Solving exact and noisy rank-one tensor completion with semidefinite programming

TL;DR

This paper presents semidefinite programming methods for exact and noisy rank-one tensor completion, establishing deterministic conditions on observation masks that enable robust recovery with fewer observations, applicable to tensors of any order.

Contribution

The work introduces combinatorial conditions on observation masks for tensor completion via SDP, applicable to structured and random masks, without incoherence assumptions, and demonstrates fewer observations needed than existing methods.

Findings

Deterministic conditions guarantee exact and robust recovery.

Fewer observations are sufficient compared to prior approaches.

SDP methods outperform alternatives in preliminary experiments.

Abstract

Consider recovering a rank-one tensor of size $n_1 \times \cdots \times n_d$ from exact or noisy observations of a few of its entries. We tackle this problem via semidefinite programming (SDP). We derive deterministic combinatorial conditions on the observation mask $\Omega$ (the set of observed indices) under which our SDPs solve the exact completion and achieve robust recovery in the noisy regime. These conditions can be met with as few as $\bigl(\sum_{i=1}^d n_i\bigr) - d + 1$ observations for special $\Omega$. When $\Omega$ is uniformly random, our conditions hold with $O\!\bigl((\prod_{i=1}^d n_i)^{1/2}\,\mathrm{polylog}(\prod_{i=1}^d n_i)\bigr)$ observations. Prior works mostly focus on the uniformly random case, ignoring the practical relevance of structured masks. For $d=2$ (matrix completion), our propagation condition holds if and only if the completion problem admits a unique solution. Our results apply to tensors of arbitrary order and cover both exact and noisy settings.
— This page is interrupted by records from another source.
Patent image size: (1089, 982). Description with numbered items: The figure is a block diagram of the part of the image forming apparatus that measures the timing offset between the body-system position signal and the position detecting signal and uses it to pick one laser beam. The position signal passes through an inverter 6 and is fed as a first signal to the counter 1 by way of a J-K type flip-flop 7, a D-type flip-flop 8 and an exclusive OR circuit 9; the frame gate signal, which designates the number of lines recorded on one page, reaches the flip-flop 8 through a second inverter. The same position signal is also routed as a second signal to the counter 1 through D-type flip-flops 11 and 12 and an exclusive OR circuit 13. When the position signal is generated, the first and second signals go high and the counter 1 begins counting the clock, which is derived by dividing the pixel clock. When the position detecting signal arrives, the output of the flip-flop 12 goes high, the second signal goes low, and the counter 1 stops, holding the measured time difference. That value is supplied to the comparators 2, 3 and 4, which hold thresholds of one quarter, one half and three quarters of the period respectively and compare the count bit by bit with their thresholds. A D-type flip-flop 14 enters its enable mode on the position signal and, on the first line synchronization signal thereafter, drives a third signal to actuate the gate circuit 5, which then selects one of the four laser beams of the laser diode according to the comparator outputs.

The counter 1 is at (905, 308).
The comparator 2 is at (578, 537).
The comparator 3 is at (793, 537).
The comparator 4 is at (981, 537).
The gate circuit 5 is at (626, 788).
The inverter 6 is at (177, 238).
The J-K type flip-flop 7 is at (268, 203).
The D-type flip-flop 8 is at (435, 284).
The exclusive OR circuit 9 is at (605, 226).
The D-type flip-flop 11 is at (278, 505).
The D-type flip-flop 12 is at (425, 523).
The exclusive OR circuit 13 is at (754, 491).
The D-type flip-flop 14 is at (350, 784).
In contrast to much of the literature, our guarantees rely solely on the combinatorial structure of the observation mask, without incoherence assumptions on the ground-truth tensor or uniform randomness of the samples. Preliminary computational experiments show that our SDP methods solve tensor completion problems using significantly fewer observations than alternative methods.